Iron Gomis

Personal information
- Full name: Iron David Bocaf Gomis
- Date of birth: 9 November 1999 (age 26)
- Place of birth: Marseille, France
- Height: 1.82 m (6 ft 0 in)
- Position: Midfielder

Team information
- Current team: Troyes

Senior career*
- Years: Team / Apps / (Gls)
- 2018–2023: Amiens II / 32 / (1)
- 2019–2023: Amiens / 89 / (5)
- 2019–2020: → Dunkerque (loan) / 22 / (0)
- 2022: → Dunkerque (loan) / 10 / (1)
- 2023–2024: Kasımpaşa / 21 / (1)
- 2024: → Salernitana (loan) / 5 / (0)
- 2024–2026: Zira / 53 / (2)
- 2026–: Troyes / 0 / (0)

= Iron Gomis =

French footballer (born 1999)

Iron David Bocaf Gomis (born 9 November 1999) is a French professional footballer who plays as a midfielder for club Troyes.

==Career==
On 9 March 2019, Gomis signed his first professional contract with Amiens. He made his professional debut with Amiens in a 1–0 Ligue 2 win over Nancy on 22 August 2020.

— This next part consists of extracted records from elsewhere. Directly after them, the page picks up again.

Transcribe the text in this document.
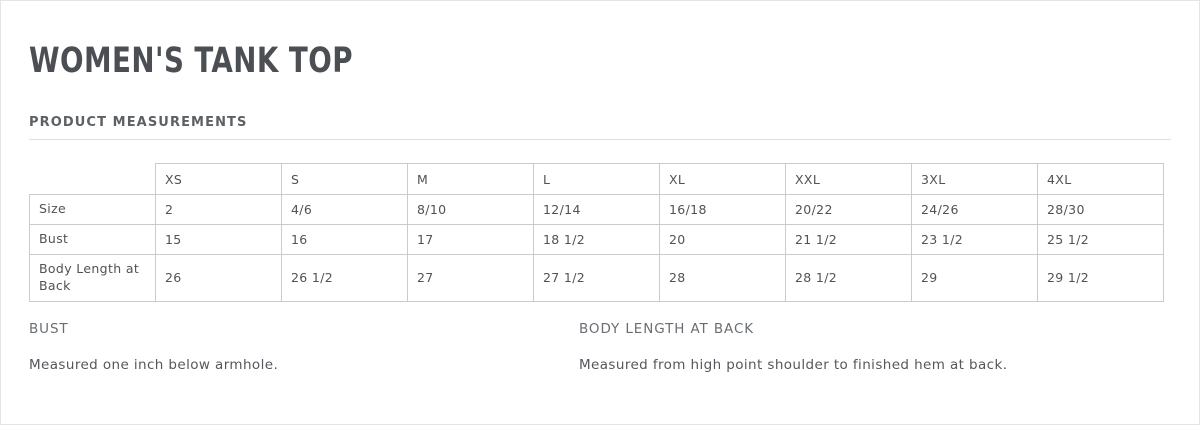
WOMEN'S TANK TOP
PRODUCT MEASUREMENTS
	XS	S	M	L	XL	XXL	3XL	4XL
Size	2	4/6	8/10	12/14	16/18	20/22	24/26	28/30
Bust	15	16	17	18 1/2	20	21 1/2	23 1/2	25 1/2
Body Length at Back	26	26 1/2	27	27 1/2	28	28 1/2	29	29 1/2
BUST
Measured one inch below armhole.
BODY LENGTH AT BACK
Measured from high point shoulder to finished hem at back.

On 31 January 2022, Gomis returned to Dunkerque on another loan.

On 15 July 2023, he signed with Süper Lig club Kasımpaşa.

On 1 February 2024, Gomis joined Salernitana in Italy on loan.

On 2 September 2024, his contract with Kasımpaşa was mutually terminated, and he became a free agent. On the next day, he signed a two-year contract with the Azerbaijan Premier League club Zira FK.

On 16 July 2026, Gomis returned to France and signed a two-year deal with Troyes in Ligue 1.

==Personal life==
Gomis was born in France and is of Senegalese descent through his father.